Table Saw

Corded Power Tools - Reviews and Buyer's Guide

Our Pick

A table saw is essentially an inverted circular saw attached to a flat surface. The big difference is in the way it is used. With a circular saw, you push the saw through the material to be cut. With a table saw, you push the material through the saw. By pushing the material through the saw, you also push an edge of the material against the fence, a surface that is parallel to the blade, which produces much more accurate and straighter cuts.

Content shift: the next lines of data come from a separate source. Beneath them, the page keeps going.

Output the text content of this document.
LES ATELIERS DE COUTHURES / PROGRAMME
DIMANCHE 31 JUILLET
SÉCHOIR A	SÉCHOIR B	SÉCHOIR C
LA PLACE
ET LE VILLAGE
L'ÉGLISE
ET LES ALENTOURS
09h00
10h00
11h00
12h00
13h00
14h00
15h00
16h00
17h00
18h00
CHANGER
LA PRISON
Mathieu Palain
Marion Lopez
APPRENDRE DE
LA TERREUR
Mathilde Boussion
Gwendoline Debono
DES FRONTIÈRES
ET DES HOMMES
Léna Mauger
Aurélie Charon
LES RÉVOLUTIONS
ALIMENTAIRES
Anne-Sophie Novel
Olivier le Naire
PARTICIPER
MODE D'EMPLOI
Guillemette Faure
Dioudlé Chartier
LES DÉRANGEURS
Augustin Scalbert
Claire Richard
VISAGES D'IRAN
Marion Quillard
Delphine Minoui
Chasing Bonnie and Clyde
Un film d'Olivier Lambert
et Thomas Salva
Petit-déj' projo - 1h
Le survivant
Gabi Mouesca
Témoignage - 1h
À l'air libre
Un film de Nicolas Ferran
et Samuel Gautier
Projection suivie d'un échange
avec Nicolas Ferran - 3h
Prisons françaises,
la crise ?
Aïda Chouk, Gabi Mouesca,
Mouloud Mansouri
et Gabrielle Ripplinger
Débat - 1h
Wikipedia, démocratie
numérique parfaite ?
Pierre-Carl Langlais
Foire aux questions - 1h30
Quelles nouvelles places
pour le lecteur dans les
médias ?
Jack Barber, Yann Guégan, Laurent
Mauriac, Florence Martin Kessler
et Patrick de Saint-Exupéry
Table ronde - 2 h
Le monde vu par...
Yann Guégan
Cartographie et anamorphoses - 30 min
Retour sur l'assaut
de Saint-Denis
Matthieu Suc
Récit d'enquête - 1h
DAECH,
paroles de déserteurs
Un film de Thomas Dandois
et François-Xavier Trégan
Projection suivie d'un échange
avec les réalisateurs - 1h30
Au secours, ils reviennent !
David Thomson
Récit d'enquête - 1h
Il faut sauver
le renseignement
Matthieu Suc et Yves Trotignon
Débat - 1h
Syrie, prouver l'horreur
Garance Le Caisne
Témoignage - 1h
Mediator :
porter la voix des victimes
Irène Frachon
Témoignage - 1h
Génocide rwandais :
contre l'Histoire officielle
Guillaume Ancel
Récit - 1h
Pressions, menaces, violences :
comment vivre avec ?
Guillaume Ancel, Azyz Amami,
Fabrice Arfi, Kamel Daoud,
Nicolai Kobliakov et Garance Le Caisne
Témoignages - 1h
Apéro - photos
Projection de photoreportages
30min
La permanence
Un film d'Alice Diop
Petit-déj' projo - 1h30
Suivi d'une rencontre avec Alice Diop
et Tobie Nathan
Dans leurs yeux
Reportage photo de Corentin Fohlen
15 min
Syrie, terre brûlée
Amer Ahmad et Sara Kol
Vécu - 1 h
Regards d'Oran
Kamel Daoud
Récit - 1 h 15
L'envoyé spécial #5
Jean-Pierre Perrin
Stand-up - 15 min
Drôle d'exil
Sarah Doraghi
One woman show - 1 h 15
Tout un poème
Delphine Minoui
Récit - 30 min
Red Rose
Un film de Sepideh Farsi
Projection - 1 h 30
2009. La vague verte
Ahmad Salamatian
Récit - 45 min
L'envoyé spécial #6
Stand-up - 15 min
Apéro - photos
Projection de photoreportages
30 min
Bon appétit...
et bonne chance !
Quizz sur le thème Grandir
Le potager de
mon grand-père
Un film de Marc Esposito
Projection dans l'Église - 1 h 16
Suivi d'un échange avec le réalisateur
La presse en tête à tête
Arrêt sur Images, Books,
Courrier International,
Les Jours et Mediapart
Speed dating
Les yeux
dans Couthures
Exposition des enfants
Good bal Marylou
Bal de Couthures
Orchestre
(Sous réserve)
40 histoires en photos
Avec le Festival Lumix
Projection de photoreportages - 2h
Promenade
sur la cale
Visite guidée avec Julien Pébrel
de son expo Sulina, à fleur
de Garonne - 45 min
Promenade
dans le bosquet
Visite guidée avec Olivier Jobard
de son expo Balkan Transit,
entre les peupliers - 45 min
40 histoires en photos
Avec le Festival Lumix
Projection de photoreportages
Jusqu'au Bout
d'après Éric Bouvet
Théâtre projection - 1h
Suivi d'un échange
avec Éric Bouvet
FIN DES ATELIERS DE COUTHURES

We tested 3 table saws and found them all to be very similar in many ways except for one, the fence design. As previously mentioned, the material being cut is pushed up tight to the fence of the saw. So the fence needs to change position based on the size of the wood you want to cut. On almost every saw we evaluated, the design for how the fence moves was the same. The one standout was the DeWalt table saw design. The fence on their design is moved with a rack and pinion system that always kept it perfectly parallel to the blade. If the fence is not parallel, the material can be incorrectly cut and even bind up creating a dangerous condition. With the other fence designs we found it much easier for the fence to become incorrectly aligned. But with the DeWalt system, this was never an issue. DeWalt makes several table saws in different sizes. The larger the table saw the easier it is to cut larger sheets, as the work surface is bigger. But if you are working with someone else who can help you manage the larger pieces, the DEWALT DWE7485 8-Inch Compact Job-Site Table Saw should be big enough. I personally wouldn’t buy a table saw made by another manufacturer.

If you are on a tighter budget, another option to consider is the Kreg Rip-Cut attachment for your circular saw. While it can’t produce the same results as a table saw, we were surprised by how good the results actually were. It works by attaching to your circular saw, and essentially adds a portable fence which keeps your saw at a specified distance from the edge of the material being cut. If you don’t plan to build your own cabinets, where precision matters the most, the Keg Rip-Cut is a great, inexpensive alternative to a table saw.